Firstly, I will consider how new instruments were chosen, shared, tested and replicated between the two observatories, namely through the use of the Troughton Mural Circle (1812) and the Airy Transit Circle (1855). Similarly, the Astronomer Royal at Greenwich was sometimes called upon to offer advice on replacing lost instruments at the Cape, especially those destroyed in the disastrous fire of March 1852.

Secondly, I will consider the exchange of staff between Greenwich and the Cape, many of whom used the opportunity for experience across hemispheres to enhance their chance of promotion when returning to their home institution or similar destinations elsewhere.

Thirdly, I will assess the role of collaborative projects in facilitating the exchange of people and instruments between the two observatories, starting with the daily photographs of the Sun taken at the Cape which were used to complete the gaps in the Greenwich solar photographs on cloudy days.
Dr Sabina Luz
Researcher
Unirio

Northern practices and Southern perspectives: instruments and astronomy at the Imperial Observatory of Rio de Janeiro at the end of 19th century.

Abstract - Symposia paper

The disparity in the number of astronomic observatories at the Northern and Southern Hemispheres at the first half of 19th century - in a total amount of 230 observatories, only eight of which were located in the South (HOWSE, 1986) – certainly contributed to transforming the Southern sky into an opportunity for the development of astronomy. The Southern Hemisphere thus constituted a broad and powerful field for astronomical research, especially considering the work on positional astronomy that had already been carried out by observatories in the Northern Hemisphere since the 18th century. In this context, the founding or renovation of the observatories in the South can be understood as a response to that discrepancy. The objective of this paper is to analyze some of the instrumental and practical innovations introduced by the French astronomer Emmanuel Liais (1826-1900) during the 1870s and 1880s, when he assumed the directorship of the Imperial Observatory of Rio de Janeiro (Brazil). These innovations were connected to Liais’s scientific trajectory in France and his scientific practices at the Observatory of Paris. Exploring the connections between the North and the South, the circulation of instruments, people, and scientific practices, a central inquiry posed by this paper is a reflection on the astronomical projects that Liais intended for the Imperial Observatory and the local context and disputes he had to face.
Prof Patrick Seitzer
Research Professor Emeritus
University of Michigan

The University of Michigan in the Southern Hemisphere

Abstract - Symposia paper

Despite being a northern hemisphere institution (latitude = +42 deg), the Department of Astronomy of the University of Michigan in Ann Arbor has continuously maintained a strong presence in the southern hemisphere for almost 100 years.

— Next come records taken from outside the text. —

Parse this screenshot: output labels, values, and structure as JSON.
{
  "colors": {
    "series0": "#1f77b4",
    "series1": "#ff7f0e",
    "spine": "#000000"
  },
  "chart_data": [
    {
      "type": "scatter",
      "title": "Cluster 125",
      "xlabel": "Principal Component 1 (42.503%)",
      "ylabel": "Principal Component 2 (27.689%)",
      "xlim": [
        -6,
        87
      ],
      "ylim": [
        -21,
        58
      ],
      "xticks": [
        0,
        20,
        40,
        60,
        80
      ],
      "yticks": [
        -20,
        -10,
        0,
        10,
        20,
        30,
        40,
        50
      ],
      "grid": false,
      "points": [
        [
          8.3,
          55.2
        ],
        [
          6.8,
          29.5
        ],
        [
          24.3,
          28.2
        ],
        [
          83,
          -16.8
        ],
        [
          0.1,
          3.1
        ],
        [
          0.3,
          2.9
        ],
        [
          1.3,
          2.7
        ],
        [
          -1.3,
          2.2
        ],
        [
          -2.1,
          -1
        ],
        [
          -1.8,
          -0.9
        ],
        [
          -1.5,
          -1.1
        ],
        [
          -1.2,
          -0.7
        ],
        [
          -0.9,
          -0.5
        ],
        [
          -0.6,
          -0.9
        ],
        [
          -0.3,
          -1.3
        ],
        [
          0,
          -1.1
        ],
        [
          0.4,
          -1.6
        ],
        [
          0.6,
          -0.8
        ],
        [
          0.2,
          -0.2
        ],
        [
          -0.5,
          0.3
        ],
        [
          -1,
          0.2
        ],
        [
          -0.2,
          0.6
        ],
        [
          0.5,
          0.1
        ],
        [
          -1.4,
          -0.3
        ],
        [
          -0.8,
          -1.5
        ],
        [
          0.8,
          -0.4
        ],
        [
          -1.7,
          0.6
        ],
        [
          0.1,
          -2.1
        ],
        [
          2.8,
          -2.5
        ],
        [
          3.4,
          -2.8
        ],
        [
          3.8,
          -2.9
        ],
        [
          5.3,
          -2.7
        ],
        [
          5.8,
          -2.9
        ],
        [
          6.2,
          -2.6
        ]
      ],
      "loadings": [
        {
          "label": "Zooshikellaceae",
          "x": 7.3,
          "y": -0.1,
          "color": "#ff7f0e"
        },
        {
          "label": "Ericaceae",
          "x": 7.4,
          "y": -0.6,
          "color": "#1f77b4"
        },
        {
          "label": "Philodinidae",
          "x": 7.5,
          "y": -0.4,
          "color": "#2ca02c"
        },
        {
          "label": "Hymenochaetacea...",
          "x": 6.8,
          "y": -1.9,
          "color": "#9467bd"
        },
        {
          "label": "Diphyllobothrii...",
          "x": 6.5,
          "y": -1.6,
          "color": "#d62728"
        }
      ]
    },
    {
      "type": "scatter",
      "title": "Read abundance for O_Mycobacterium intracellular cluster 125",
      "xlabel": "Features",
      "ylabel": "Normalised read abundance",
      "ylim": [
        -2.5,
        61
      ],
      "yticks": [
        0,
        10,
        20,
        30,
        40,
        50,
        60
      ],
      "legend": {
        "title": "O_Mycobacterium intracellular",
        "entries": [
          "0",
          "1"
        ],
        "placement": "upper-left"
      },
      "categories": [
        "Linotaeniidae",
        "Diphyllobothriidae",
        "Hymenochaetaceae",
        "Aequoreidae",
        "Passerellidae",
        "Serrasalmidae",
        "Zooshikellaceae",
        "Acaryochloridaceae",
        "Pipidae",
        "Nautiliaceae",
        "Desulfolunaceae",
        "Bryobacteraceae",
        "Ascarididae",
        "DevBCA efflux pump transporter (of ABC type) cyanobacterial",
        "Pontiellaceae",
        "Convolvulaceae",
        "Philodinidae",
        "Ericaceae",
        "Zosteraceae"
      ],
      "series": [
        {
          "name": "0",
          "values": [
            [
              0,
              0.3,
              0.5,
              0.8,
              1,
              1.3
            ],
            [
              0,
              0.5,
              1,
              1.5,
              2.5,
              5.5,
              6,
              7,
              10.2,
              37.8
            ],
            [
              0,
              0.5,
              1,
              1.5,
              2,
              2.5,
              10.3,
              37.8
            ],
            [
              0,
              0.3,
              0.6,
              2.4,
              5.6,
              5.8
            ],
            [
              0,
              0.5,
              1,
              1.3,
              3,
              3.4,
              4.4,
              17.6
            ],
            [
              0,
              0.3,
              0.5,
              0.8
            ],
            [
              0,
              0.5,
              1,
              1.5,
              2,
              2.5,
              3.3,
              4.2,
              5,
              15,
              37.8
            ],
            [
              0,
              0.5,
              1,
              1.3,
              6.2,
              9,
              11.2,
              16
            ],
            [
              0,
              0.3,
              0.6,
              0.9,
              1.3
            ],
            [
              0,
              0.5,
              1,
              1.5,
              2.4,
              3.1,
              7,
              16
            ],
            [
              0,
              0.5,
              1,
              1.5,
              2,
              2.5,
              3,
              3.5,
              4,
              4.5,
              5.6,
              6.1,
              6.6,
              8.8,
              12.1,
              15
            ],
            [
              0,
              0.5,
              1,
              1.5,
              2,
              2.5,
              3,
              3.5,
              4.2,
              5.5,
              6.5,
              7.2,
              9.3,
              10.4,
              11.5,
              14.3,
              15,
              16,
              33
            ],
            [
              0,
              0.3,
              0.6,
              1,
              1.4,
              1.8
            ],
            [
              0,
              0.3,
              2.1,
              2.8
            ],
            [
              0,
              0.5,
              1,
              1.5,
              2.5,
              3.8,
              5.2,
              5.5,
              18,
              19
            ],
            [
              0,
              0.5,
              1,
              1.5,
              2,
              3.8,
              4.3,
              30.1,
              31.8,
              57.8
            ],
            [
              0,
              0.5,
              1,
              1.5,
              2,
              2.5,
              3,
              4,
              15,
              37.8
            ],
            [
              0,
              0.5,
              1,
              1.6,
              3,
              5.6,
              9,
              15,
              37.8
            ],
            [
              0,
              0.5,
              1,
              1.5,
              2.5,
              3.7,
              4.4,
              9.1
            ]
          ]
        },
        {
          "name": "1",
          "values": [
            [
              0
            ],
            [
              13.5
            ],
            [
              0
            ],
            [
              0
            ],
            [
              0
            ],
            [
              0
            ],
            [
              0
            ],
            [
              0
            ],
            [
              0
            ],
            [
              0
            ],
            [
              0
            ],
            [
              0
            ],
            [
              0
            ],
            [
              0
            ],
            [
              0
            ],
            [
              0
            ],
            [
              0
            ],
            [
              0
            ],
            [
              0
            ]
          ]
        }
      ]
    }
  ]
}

In 1928 the Lamont-Hussey Observatory began operation on Naval Hill in Bloemfontein, South Africa. Its 67-cm visual refractor was the largest refractor in the Southern Hemisphere and was used almost exclusively for double star work. Astronomers from Lowell Observatory used the telescope on multiple occasions to photograph Mars at its closest approaches. Lamont-Hussey was closed in 1971, and the telescope subsequently dismantled.

Joining it in 1966 was the 0.6-m Curtis-Schmidt telescope which left its cloud covered home in Michigan to become one of the first telescopes on the new Cerro Tololo Inter-American Observatory in Chile, where it remains today. Science with this wide-field telescope included surveys for quasars, a narrow band survey of the Magellanic Clouds looking for supernova remnants, and searches for supernovae. The southern part of the Michigan Spectral Catalog used objective prism plates taken with this telescope. Beginning in 2001, the telescope was dedicated to a NASA funded survey for orbital debris at geosynchronous orbit.

In the 1990s Michigan joined the Magellan collaboration of two 6.5-m telescopes on Las Companas in Chile. This facility is used by Michigan astronomers for many different research projects.

More recently Michigan became the only US institution participating in the European Southern Observatory’s Extremely Large Telescope (ELT): a 39-meter telescope under construction in Chile.